Identificação e gestão de riscos

Para a maioria das empresas (57%), alguns, mas certamente não todos os seus riscos de sustentabilidade são capturados por meio de seu processo de gerenciamento de riscos corporativos (ERM). Como os riscos ambientais ou sociais emergentes são menos familiares, as empresas geralmente são menos proficientes em identificar e gerenciar esses riscos. Por esta razão, alguns dos riscos mais significativos estão sendo deixados de fora da discussão de riscos (por exemplo, escassez de água ou contaminação por metais pesados).

Também é claro que as ferramentas de mensuração qualitativa e quantitativa normalmente não são suficientemente alavancadas para avaliar com precisão a probabilidade e a magnitude desses riscos - em comparação com alguns dos riscos econômicos mais tradicionais que as empresas enfrentam. Por exemplo, a resposta da indústria de petróleo e gás aos choques de preços em comparação com os requisitos de informação sobre as alterações climáticas.

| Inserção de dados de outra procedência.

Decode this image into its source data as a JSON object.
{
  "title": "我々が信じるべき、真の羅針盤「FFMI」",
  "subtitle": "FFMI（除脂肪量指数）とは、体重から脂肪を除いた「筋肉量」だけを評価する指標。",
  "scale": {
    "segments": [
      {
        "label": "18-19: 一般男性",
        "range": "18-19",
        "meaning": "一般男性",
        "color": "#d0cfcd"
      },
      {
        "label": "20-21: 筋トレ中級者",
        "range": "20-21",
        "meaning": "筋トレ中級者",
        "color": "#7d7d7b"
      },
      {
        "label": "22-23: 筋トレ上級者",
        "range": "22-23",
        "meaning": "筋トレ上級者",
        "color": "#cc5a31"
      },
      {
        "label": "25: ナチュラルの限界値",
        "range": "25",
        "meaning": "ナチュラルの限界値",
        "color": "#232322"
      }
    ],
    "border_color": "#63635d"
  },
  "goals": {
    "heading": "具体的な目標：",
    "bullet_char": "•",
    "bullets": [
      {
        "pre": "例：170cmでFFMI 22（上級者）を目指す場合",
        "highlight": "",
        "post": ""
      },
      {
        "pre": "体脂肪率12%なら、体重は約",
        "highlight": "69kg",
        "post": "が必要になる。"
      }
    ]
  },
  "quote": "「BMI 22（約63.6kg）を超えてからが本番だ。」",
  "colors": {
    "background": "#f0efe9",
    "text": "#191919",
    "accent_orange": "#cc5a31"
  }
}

Resposta do petróleo e do gás a choques de preços Resposta típica da empresa às exigências de relatórios sobre mudanças climáticas
  • O sector do petróleo e do gás sofreu grandes choques devido a acontecimentos políticos, económicos e sociais nos últimos 150 anos.
  • Uma grande empresa de petróleo e gás foi uma das primeiras empresas a iniciar o planejamento de cenários na década de 1960.
  • O planejamento de cenários forneceu uma maneira tangível e quantificável de convencer os executivos das tendências emergentes que foram apoiadas por evidências financeiras quantitativas.
  • Para responder aos riscos de precificação, as empresas de petróleo e gás celebram contratos de hedge como proteção contra fortes quedas de preços.
  • Apesar de quantificarem e relatarem as emissões, muitas empresas não conseguem quantificar o impacto da mudança climática nos negócios.
  • Um estudo de 2013 conduzido pela Ceres indica que apenas 59% das empresas do S&P 500 incluíram divulgações climáticas em seus arquivos 10-K, enquanto 68% relataram no Questionário de Investidores do CDP.
  • Quando as empresas divulgam os riscos climáticos, muitas vezes utilizam a linguagem da caldeira em vez de uma compreensão clara da probabilidade e do impacto do risco.

 

 

Diversas pesquisas indicam que as ferramentas de quantificação são utilizadas para apoiar a gestão de riscos, mas poucas organizações estão utilizando métodos de quantificação para seus riscos de sustentabilidade. Muitas empresas acreditam que sua empresa prioriza questões que lhes são conhecidas. O Committee of Sponsoring Organizations of the Treadway Commission (COSO) também reconhece a prevalência de viés devido a objetivos de negócios concorrentes. Isso pode afetar a priorização de riscos.

Uma vista em silos

Em janeiro de 2017, o WBCSD publicou um relatório comparando os relatórios de sustentabilidade e as divulgações de risco das empresas associadas ao WBCSD e constatou que, em média, 29% das áreas consideradas "materiais" em um relatório de sustentabilidade também foram divulgadas na seção de fatores de risco do arquivo jurídico. Embora apenas um proxy para o que poderia estar acontecendo dentro da organização - para 35% das empresas associadas, apesar de mencionarem riscos materiais em seus relatórios de sustentabilidade, como segurança de produtos e alimentos, segurança hídrica e mudanças climáticas, nenhuma dessas questões foi divulgada nos arquivos legais da empresa.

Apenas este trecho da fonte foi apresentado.